Una «i» di cinquanta metri
di Ezio Gamberini

Quanta pioggia in questo maggio. Non c’è tregua: ogni giorno, uno spruzzo il mattino e/o un temporale nel pomeriggio non mancano mai!


Giovedì sera, torniamo a casa dal lavoro e per prendere una boccata d’aria esco sul balcone che permette di osservare tutta la via don Belli.
S. è chino a terra, proprio davanti al mio cancello, intento a tracciare una riga con un grosso gessetto.
E’ un bambino intelligente e riflessivo, e mi piace enormemente conversare con i suoi nove anni di straordinaria e spensierata simpatia.

«Ciao, stai disegnando?»
«No, sto scrivendo»
«Che cosa: una frase, una parola ?»
«No, una ‘i’, ma gigante! Sono partito là in fondo – e m’indica il pilastro all’inizio del viale, posto a una trentina di metri – e arriverò davanti alla mia cancellata (che dista venti metri)»

«Ah, meno male, soltanto una ‘i’. Pensa se tu avessi voluto scrivere ‘ciao’. La ‘c’ avresti dovuto cominciare a scriverla sulla tangenziale, ai piedi della montagna, la ‘i’ qui in via don Belli, la ‘a’ in via Santa Lucia e la ‘o’ in Piazza Martiri della Libertà, vicino alla chiesa! Però, caro S., per divertirci davvero avremmo dovuto scrivere la parola ‘irriflessivamentissimamente’, ventisette lettere, superlativo di ‘irriflessivamente’: la prima ‘i’ qui in via don Belli e l’ultima ‘e’ su in Valvestino!»
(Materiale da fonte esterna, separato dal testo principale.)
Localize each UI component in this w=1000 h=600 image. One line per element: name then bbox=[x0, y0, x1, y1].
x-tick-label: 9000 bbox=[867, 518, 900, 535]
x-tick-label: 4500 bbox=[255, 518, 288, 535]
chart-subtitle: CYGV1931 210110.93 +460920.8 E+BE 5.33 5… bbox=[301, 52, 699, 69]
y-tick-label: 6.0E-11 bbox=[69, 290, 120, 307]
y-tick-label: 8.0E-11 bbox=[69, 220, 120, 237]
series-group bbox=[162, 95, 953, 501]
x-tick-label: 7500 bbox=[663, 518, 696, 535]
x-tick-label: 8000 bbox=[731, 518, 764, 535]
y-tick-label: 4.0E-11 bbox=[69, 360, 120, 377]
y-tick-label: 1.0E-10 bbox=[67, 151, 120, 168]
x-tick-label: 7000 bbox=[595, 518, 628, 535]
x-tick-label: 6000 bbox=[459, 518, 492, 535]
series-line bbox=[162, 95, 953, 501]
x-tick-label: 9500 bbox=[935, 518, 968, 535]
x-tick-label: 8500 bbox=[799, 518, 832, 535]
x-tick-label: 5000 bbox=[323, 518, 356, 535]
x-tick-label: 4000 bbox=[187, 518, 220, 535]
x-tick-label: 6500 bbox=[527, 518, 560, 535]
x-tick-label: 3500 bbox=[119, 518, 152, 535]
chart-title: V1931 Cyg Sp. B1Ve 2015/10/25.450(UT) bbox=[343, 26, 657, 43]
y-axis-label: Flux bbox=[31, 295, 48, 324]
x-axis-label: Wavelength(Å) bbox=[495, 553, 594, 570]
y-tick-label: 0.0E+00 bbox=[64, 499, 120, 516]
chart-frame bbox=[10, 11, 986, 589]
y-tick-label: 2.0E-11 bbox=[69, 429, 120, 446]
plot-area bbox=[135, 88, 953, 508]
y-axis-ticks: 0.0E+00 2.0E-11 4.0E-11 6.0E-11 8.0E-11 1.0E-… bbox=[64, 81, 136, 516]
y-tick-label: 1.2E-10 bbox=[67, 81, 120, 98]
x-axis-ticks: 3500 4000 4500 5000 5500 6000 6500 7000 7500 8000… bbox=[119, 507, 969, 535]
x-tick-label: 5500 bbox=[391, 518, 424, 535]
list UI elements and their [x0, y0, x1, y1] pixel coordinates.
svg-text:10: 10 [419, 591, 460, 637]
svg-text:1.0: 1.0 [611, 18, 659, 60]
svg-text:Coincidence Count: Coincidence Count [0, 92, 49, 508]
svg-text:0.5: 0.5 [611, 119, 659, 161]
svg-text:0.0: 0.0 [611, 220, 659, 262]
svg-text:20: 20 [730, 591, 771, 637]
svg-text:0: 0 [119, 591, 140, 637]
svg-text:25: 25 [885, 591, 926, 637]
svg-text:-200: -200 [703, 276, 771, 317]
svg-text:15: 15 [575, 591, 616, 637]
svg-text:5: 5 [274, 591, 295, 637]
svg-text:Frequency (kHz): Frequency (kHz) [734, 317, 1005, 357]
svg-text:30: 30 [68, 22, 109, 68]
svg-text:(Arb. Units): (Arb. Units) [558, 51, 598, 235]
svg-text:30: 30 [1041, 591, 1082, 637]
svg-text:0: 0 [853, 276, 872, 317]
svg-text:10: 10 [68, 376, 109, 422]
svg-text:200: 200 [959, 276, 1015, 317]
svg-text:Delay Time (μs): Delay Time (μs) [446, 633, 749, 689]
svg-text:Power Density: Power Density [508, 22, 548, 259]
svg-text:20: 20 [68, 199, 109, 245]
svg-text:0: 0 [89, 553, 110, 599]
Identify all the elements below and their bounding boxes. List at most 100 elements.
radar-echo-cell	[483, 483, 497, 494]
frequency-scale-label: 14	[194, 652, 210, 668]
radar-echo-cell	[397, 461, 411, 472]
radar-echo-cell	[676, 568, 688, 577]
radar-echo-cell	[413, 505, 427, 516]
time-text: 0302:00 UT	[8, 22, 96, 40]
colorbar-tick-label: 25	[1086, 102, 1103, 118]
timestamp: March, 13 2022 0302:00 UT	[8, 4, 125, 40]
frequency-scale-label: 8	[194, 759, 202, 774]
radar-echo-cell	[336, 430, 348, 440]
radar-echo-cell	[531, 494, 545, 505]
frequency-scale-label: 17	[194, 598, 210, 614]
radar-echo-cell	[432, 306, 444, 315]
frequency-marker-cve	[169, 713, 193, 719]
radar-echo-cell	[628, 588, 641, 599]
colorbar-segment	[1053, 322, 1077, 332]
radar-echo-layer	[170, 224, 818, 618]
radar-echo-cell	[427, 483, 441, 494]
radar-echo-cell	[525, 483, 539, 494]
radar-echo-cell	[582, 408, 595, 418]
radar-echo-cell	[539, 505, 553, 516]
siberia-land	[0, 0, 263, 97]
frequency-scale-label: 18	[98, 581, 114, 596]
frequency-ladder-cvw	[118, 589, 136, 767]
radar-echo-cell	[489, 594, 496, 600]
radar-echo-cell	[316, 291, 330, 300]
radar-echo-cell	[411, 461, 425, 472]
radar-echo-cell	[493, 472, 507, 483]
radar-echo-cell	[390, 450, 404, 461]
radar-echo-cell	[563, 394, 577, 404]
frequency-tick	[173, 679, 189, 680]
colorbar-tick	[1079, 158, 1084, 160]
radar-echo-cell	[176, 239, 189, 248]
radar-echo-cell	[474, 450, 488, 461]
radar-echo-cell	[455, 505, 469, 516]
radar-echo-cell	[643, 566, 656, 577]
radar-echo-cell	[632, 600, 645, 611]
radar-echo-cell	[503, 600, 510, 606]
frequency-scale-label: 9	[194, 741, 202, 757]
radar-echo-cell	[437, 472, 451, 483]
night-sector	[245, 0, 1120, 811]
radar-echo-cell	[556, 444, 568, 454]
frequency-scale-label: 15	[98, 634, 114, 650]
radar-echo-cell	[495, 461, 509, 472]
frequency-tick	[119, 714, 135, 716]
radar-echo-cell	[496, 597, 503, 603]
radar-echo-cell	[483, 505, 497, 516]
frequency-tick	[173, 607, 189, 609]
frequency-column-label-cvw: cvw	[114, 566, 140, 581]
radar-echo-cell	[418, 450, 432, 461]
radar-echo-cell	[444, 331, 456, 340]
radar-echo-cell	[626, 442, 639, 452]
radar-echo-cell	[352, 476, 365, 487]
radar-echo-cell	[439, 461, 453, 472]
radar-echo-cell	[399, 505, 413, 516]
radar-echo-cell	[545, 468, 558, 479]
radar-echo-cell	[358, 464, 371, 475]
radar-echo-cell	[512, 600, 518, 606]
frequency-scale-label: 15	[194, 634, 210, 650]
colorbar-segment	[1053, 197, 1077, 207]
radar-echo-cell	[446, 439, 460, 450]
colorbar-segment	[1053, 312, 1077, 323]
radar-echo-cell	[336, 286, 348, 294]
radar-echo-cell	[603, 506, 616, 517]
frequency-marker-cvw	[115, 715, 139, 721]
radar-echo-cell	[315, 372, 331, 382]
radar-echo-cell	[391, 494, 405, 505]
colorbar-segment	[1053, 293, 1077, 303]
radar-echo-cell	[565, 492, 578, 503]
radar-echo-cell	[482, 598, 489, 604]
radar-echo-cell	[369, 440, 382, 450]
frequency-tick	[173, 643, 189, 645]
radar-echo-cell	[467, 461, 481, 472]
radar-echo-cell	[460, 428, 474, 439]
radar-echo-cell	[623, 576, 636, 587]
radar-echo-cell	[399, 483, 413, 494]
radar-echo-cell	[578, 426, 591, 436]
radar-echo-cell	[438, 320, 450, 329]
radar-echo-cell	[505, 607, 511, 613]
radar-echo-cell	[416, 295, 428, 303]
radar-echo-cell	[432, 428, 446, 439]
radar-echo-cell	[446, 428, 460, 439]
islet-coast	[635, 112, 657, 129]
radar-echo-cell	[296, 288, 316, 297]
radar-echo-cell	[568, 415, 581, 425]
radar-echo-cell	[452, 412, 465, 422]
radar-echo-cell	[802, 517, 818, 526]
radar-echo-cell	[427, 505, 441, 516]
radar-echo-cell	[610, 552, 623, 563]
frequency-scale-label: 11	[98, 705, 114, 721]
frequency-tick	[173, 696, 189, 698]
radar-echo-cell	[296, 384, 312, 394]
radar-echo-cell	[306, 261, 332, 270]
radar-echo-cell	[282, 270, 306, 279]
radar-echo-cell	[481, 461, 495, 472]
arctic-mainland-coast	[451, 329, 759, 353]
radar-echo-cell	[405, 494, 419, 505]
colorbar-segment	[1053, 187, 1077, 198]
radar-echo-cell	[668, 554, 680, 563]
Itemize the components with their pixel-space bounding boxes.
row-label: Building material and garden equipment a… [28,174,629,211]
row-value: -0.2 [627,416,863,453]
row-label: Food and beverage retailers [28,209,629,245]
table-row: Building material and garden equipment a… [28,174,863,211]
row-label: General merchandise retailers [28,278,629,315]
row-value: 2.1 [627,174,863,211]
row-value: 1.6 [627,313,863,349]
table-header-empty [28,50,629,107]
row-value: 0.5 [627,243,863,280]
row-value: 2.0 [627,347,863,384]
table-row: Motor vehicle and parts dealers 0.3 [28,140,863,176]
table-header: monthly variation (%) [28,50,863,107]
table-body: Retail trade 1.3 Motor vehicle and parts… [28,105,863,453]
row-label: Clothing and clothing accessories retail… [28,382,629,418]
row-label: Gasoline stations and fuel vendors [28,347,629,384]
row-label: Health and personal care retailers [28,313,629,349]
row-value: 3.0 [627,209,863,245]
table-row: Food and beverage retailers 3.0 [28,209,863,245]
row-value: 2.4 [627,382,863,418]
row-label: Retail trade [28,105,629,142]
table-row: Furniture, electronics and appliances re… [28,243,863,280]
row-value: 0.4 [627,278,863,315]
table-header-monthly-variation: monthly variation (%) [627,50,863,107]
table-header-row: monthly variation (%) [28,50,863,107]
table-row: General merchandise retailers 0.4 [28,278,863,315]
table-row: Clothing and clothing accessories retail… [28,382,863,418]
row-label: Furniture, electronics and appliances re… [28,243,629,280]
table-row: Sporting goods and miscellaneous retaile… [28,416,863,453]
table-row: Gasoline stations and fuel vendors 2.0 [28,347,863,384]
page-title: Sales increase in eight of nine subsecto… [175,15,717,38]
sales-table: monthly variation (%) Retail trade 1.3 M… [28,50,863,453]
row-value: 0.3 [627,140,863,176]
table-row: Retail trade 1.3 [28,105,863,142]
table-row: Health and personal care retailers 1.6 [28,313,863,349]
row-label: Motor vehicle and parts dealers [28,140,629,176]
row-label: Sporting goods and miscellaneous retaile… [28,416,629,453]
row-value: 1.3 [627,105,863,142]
Oddio, sapevo che è “mattocchio” come e forse più di me, ma il piccolo sta prendendo la faccenda in seria considerazione! Estrae dalla tasca altri due pezzi di gesso:

«Ho qui le scorte, ma adesso finisco la ‘i’ »
«Maiuscola o minuscola? Perché se la fai minuscola, per la gambina devi proseguire in discesa e poi risalire in via del Poiat, mentre il puntino lo devi fare su al “Casello”!»
«No, no, la faccio maiuscola…»


Meno male, per il maiuscolo non ci vuole la gambina, e neppure il puntino.
Lo lascio finire, e rientro in casa.

Venerdì mattina, ore sette e trenta. Estraggo la macchina dal garage e risalgo lo scivolo, parcheggio davanti al cancello, osservo il viale e comincio a ridere, in attesa di Grazia.
Quando arriva le mostro il lavoro del geniale S.: una ‘i’ maiuscola lunga cinquanta metri e larga tre!
Continueremo a ridere fino a Salò. Ah, che bella giornata!

… Pioggia, ancora pioggia, così quando a sera torniamo a casa, l’opera è svanita.
Poco male, perché quella ‘i’ ci resterà nel cuore, e il piccolo S. dispone ancora di venti lettere dell’alfabeto italiano, oltre a qualche altro miliardo d’idee, per stupirci e allietare l’animo nel prossimo futuro.